That’s most businesses. Uber, however, just called it “surge pricing” and let prices rise with demand. There has been some transitory squawking, but by and large customers have accepted it. Increasingly, the company is following similar logic on the compensation side — that is, rather than setting a commission and leaving it there, Uber seems to be spending a lot of time playing around with the compensation structure, most recently by testing a programme which gives the company a higher cut of the fares, especially from folks who don’t drive that much. Obviously, there are some advantages: The latest structure encourages people to drive full-time rather than part-time, and Uber will make more money off of its part-time drivers than it used to.

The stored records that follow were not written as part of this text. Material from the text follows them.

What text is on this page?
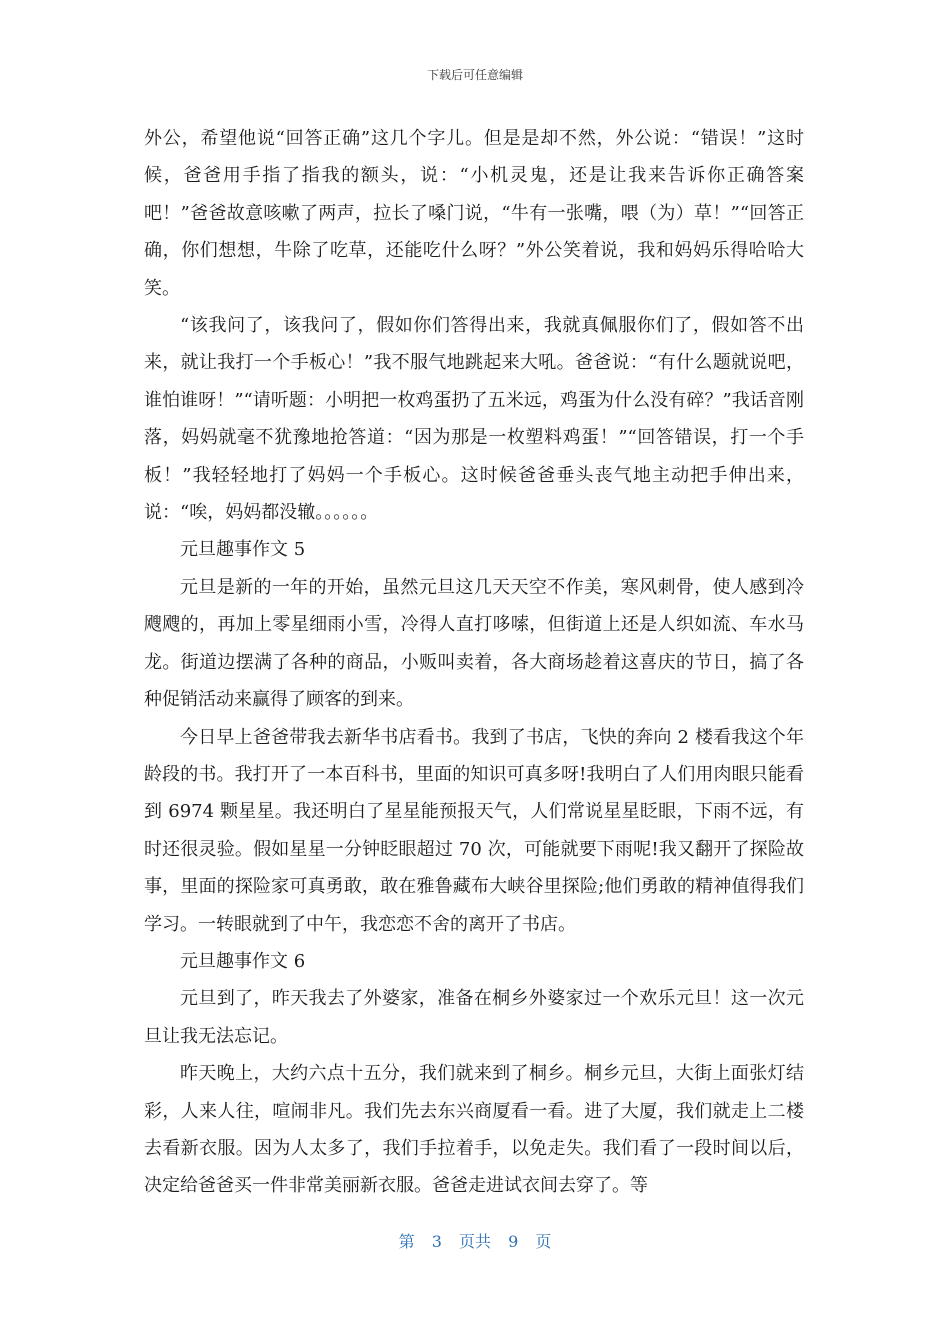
下载后可任意编辑

外公，希望他说“回答正确”这几个字儿。但是是却不然，外公说：“错误！”这时候，爸爸用手指了指我的额头，说：“小机灵鬼，还是让我来告诉你正确答案吧！”爸爸故意咳嗽了两声，拉长了嗓门说，“牛有一张嘴，喂（为）草！”“回答正确，你们想想，牛除了吃草，还能吃什么呀？”外公笑着说，我和妈妈乐得哈哈大笑。

“该我问了，该我问了，假如你们答得出来，我就真佩服你们了，假如答不出来，就让我打一个手板心！”我不服气地跳起来大吼。爸爸说：“有什么题就说吧，谁怕谁呀！”“请听题：小明把一枚鸡蛋扔了五米远，鸡蛋为什么没有碎？”我话音刚落，妈妈就毫不犹豫地抢答道：“因为那是一枚塑料鸡蛋！”“回答错误，打一个手板！”我轻轻地打了妈妈一个手板心。这时候爸爸垂头丧气地主动把手伸出来，说：“唉，妈妈都没辙。。。。。。

元旦趣事作文 5

元旦是新的一年的开始，虽然元旦这几天天空不作美，寒风刺骨，使人感到冷飕飕的，再加上零星细雨小雪，冷得人直打哆嗦，但街道上还是人织如流、车水马龙。街道边摆满了各种的商品，小贩叫卖着，各大商场趁着这喜庆的节日，搞了各种促销活动来赢得了顾客的到来。

今日早上爸爸带我去新华书店看书。我到了书店，飞快的奔向 2 楼看我这个年龄段的书。我打开了一本百科书，里面的知识可真多呀!我明白了人们用肉眼只能看到 6974 颗星星。我还明白了星星能预报天气，人们常说星星眨眼，下雨不远，有时还很灵验。假如星星一分钟眨眼超过 70 次，可能就要下雨呢!我又翻开了探险故事，里面的探险家可真勇敢，敢在雅鲁藏布大峡谷里探险;他们勇敢的精神值得我们学习。一转眼就到了中午，我恋恋不舍的离开了书店。

元旦趣事作文 6

元旦到了，昨天我去了外婆家，准备在桐乡外婆家过一个欢乐元旦！这一次元旦让我无法忘记。

昨天晚上，大约六点十五分，我们就来到了桐乡。桐乡元旦，大街上面张灯结彩，人来人往，喧闹非凡。我们先去东兴商厦看一看。进了大厦，我们就走上二楼去看新衣服。因为人太多了，我们手拉着手，以免走失。我们看了一段时间以后，决定给爸爸买一件非常美丽新衣服。爸爸走进试衣间去穿了。等

第 3 页共 9 页
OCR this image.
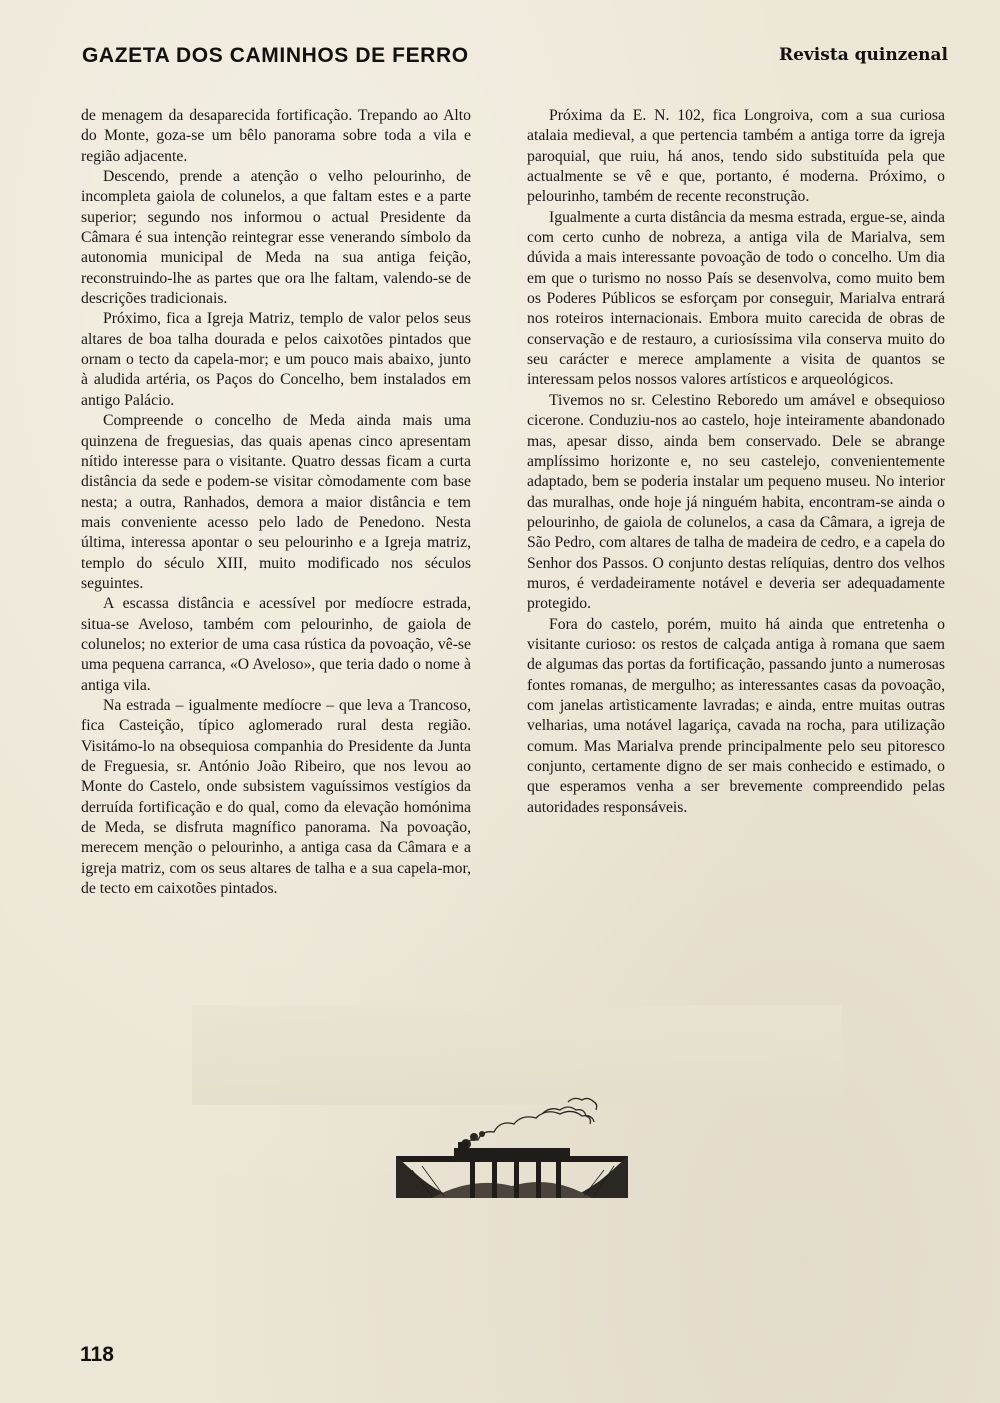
GAZETA DOS CAMINHOS DE FERRO	Revista quinzenal

de menagem da desaparecida fortificação. Trepando ao Alto do Monte, goza-se um bêlo panorama sobre toda a vila e região adjacente.

Descendo, prende a atenção o velho pelourinho, de incompleta gaiola de colunelos, a que faltam estes e a parte superior; segundo nos informou o actual Presidente da Câmara é sua intenção reintegrar esse venerando símbolo da autonomia municipal de Meda na sua antiga feição, reconstruindo-lhe as partes que ora lhe faltam, valendo-se de descrições tradicionais.

Próximo, fica a Igreja Matriz, templo de valor pelos seus altares de boa talha dourada e pelos caixotões pintados que ornam o tecto da capela-mor; e um pouco mais abaixo, junto à aludida artéria, os Paços do Concelho, bem instalados em antigo Palácio.

Compreende o concelho de Meda ainda mais uma quinzena de freguesias, das quais apenas cinco apresentam nítido interesse para o visitante. Quatro dessas ficam a curta distância da sede e podem-se visitar còmodamente com base nesta; a outra, Ranhados, demora a maior distância e tem mais conveniente acesso pelo lado de Penedono. Nesta última, interessa apontar o seu pelourinho e a Igreja matriz, templo do século XIII, muito modificado nos séculos seguintes.

A escassa distância e acessível por medíocre estrada, situa-se Aveloso, também com pelourinho, de gaiola de colunelos; no exterior de uma casa rústica da povoação, vê-se uma pequena carranca, «O Aveloso», que teria dado o nome à antiga vila.

Na estrada – igualmente medíocre – que leva a Trancoso, fica Casteição, típico aglomerado rural desta região. Visitámo-lo na obsequiosa companhia do Presidente da Junta de Freguesia, sr. António João Ribeiro, que nos levou ao Monte do Castelo, onde subsistem vaguíssimos vestígios da derruída fortificação e do qual, como da elevação homónima de Meda, se disfruta magnífico panorama. Na povoação, merecem menção o pelourinho, a antiga casa da Câmara e a igreja matriz, com os seus altares de talha e a sua capela-mor, de tecto em caixotões pintados.

Próxima da E. N. 102, fica Longroiva, com a sua curiosa atalaia medieval, a que pertencia também a antiga torre da igreja paroquial, que ruiu, há anos, tendo sido substituída pela que actualmente se vê e que, portanto, é moderna. Próximo, o pelourinho, também de recente reconstrução.

Igualmente a curta distância da mesma estrada, ergue-se, ainda com certo cunho de nobreza, a antiga vila de Marialva, sem dúvida a mais interessante povoação de todo o concelho. Um dia em que o turismo no nosso País se desenvolva, como muito bem os Poderes Públicos se esforçam por conseguir, Marialva entrará nos roteiros internacionais. Embora muito carecida de obras de conservação e de restauro, a curiosíssima vila conserva muito do seu carácter e merece amplamente a visita de quantos se interessam pelos nossos valores artísticos e arqueológicos.

Tivemos no sr. Celestino Reboredo um amável e obsequioso cicerone. Conduziu-nos ao castelo, hoje inteiramente abandonado mas, apesar disso, ainda bem conservado. Dele se abrange amplíssimo horizonte e, no seu castelejo, convenientemente adaptado, bem se poderia instalar um pequeno museu. No interior das muralhas, onde hoje já ninguém habita, encontram-se ainda o pelourinho, de gaiola de colunelos, a casa da Câmara, a igreja de São Pedro, com altares de talha de madeira de cedro, e a capela do Senhor dos Passos. O conjunto destas relíquias, dentro dos velhos muros, é verdadeiramente notável e deveria ser adequadamente protegido.

Fora do castelo, porém, muito há ainda que entretenha o visitante curioso: os restos de calçada antiga à romana que saem de algumas das portas da fortificação, passando junto a numerosas fontes romanas, de mergulho; as interessantes casas da povoação, com janelas artìsticamente lavradas; e ainda, entre muitas outras velharias, uma notável lagariça, cavada na rocha, para utilização comum. Mas Marialva prende principalmente pelo seu pitoresco conjunto, certamente digno de ser mais conhecido e estimado, o que esperamos venha a ser brevemente compreendido pelas autoridades responsáveis.

118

But there’s a reason most companies don’t do much of this, with either wages or prices.
I know, I know: It can seem like companies spend all their time trying to chisel every last dime out of their suppliers and staff. But the surprise in the economic literature is how little they do this, even when they could get away with much more. One reason for that is that the chiselling tends to create some unhappy side effects.
After all, Uber is not exactly the first company to discover that they might be able to make more money by a) shifting the terms of their contracts more often to b) test more lucrative and complicated compensation schemes that c) try to channel behaviour in ways more in line with the company’s goals. Ask any sales rep who’s been in the business for a while, and they can regale you with all the crazy new compensation schemes they’ve lived through, often expensively constructed with the help of outside consultants. And yet, frequently, these efforts end up abandoned. Why?
Because it’s often counterproductive; what you gain in revenue, you lose in morale. A front-line employee or contractor is the public face of your firm. If they think that no matter what they do, you’ll keep altering the payment system in order to shake every last penny out of their pockets, they’ll get surly or quit. Managers will waste a lot of energy having fights about the compensation system. So many companies fall back to something that’s reasonably straightforward and predictable.
Of course, this doesn’t apply as strongly to part-time and contract workers, like Uber drivers; companies are much more willing there to cut pay, or encourage turnover so that they can pay workers less. However, it’s a dangerous strategy for any company whose workers are close to the customers. One disgruntled contractor can do a lot of damage before you figure out what’s happening. And since Uber needs its contractors to invest in and maintain a late-model car, the company probably needs to provide some up-front assurance that the investment in the car will not become an albatross.
The risks of frequent revisions will become a bigger problem as Uber matures. Right now, Uber gets a fair amount of leeway from both customers and drivers because, after all, you don’t have to deal with the company if you don’t want to. They’re not foreclosing the other options you already had, just opening up new ones. Dealing with Uber is, in other words, a form of what Mike Munger has dubbed euvoluntary exchange, which is a fancy Greek way of saying truly voluntary trade.
If I were a contract driver and I didn’t want to drive for Uber, I could drive for Lyft, or apply for a taxi licence, or decide to do something else entirely. As a rider, if I don’t want to pay Uber’s surge pricing, I can resort to whatever I would have done a few years ago, when there was no Uber. So even if I don’t particularly like the deal they offer, it doesn’t feel coercive.
On the other hand, if the company succeeds in pushing taxis and other potential employers out of business, then the deals Uber offers will feel less and less voluntary — which means that the company will get more and more pushback.
But that’s the future risk. There may be a problem already. To gain the sort of competitive advantage it’s seeking, Uber needs to build and maintain a high-quality network of drivers. Frequent shifts in the approach to compensation are going to make that harder. On the other hand, Uber has pretty consistently overcome the obstacles I’ve seen, from regulatory interference to the stigma of price gouging. Maybe the company really does have what it takes to overcome our euvoluntary instincts. Maybe we’ll all start to think like economists.